For a country this powerful to start editing viable human embryos sends a clear signal to other countries: they, too, could follow suit.
A major scientific institution in London has received the green light from the U.K. Human Fertilization and Embryology Authority (HFEA) to use the genome-editing technique CRISPR–Cas9 in healthy human embryos.
In April, Chinese scientists quietly published a game-changing paper in which they reported that, for the first time, they’d edited a non-viable human embryo using CRISPR-Cas9. But now, a team led by developmental biologist Kathy Niakan of the Francis Crick Institute in London plans to alter active genes in viable human embryos donated by patients who had undergone in vitro fertilization.
Niakan’s team hopes to gain more insight into early development, with the long-term goal of developing a treatment for infertility. Miscarriages and infertility are both fairly common, but they’re still not well-understood. Niakan plans to stop editing embryonic genes after seven days, after which the embryos will be destroyed.
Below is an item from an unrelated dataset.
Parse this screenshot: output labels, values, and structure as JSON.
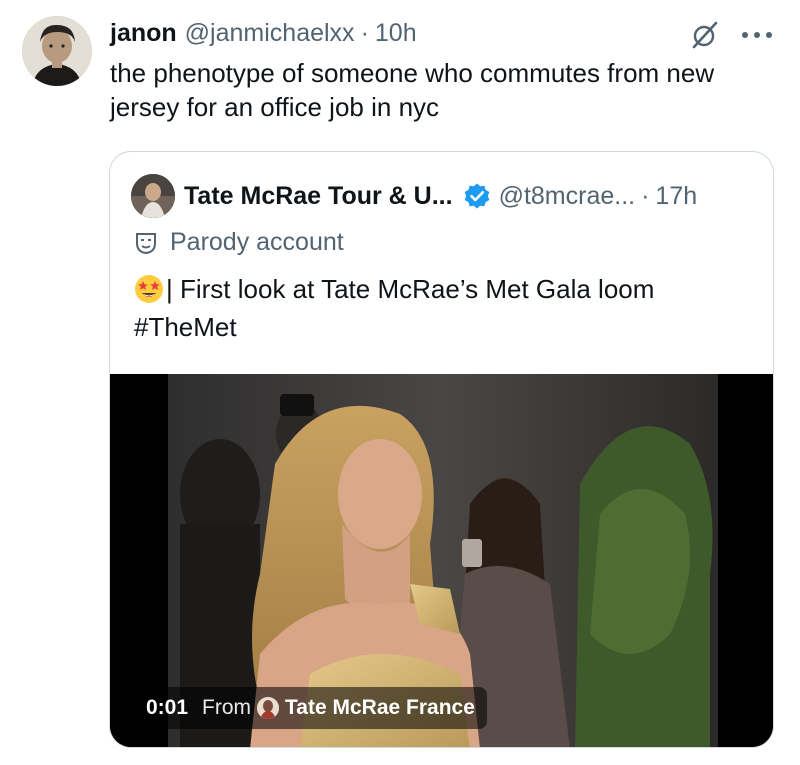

Here’s Ewen Callaway, reporting for Nature News:
At a press briefing last month, Niakan said that her team could begin experiments within “months” of the HFEA approving the application. Its first experiment will involve blocking the activity of a ‘master regulator’ gene called OCT4, also known as POU5F1, which is active in cells that go on to form the fetus. (Other cells in the embryo go on to form the placenta). Her team plans to end its test-tube experiments within a week of fertilization, when the fertilized egg has reached the blastocyst stage of development and contains up to 256 cells.
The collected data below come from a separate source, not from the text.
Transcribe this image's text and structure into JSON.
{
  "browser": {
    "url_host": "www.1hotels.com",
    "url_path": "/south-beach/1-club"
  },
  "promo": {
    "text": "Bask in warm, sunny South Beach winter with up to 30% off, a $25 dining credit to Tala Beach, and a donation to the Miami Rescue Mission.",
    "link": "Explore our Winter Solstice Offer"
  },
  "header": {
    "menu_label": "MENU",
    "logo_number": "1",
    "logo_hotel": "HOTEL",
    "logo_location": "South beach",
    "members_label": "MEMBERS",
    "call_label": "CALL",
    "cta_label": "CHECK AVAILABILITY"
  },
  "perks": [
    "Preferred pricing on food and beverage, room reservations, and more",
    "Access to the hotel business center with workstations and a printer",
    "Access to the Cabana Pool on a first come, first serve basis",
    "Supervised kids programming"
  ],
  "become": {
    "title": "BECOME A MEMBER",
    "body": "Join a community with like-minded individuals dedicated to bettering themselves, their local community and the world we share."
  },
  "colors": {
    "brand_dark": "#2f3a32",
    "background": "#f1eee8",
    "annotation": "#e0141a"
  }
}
Although procedure is ethically debatable—particularly because the embryos are healthy—experts say that the research may help us understand how early development works and could increase the success rate of in vitro -fertilized embryos. Still, a local ethics board will need to approve the research before it begins—and the U.K. is sophisticated enough in its scientific infrastructure to make distinctions between research and reproductive consequences. These initial experiments could help scientists clarify the latter, and pave the way for deeper conversations about the clinical usage of CRISPR in the future.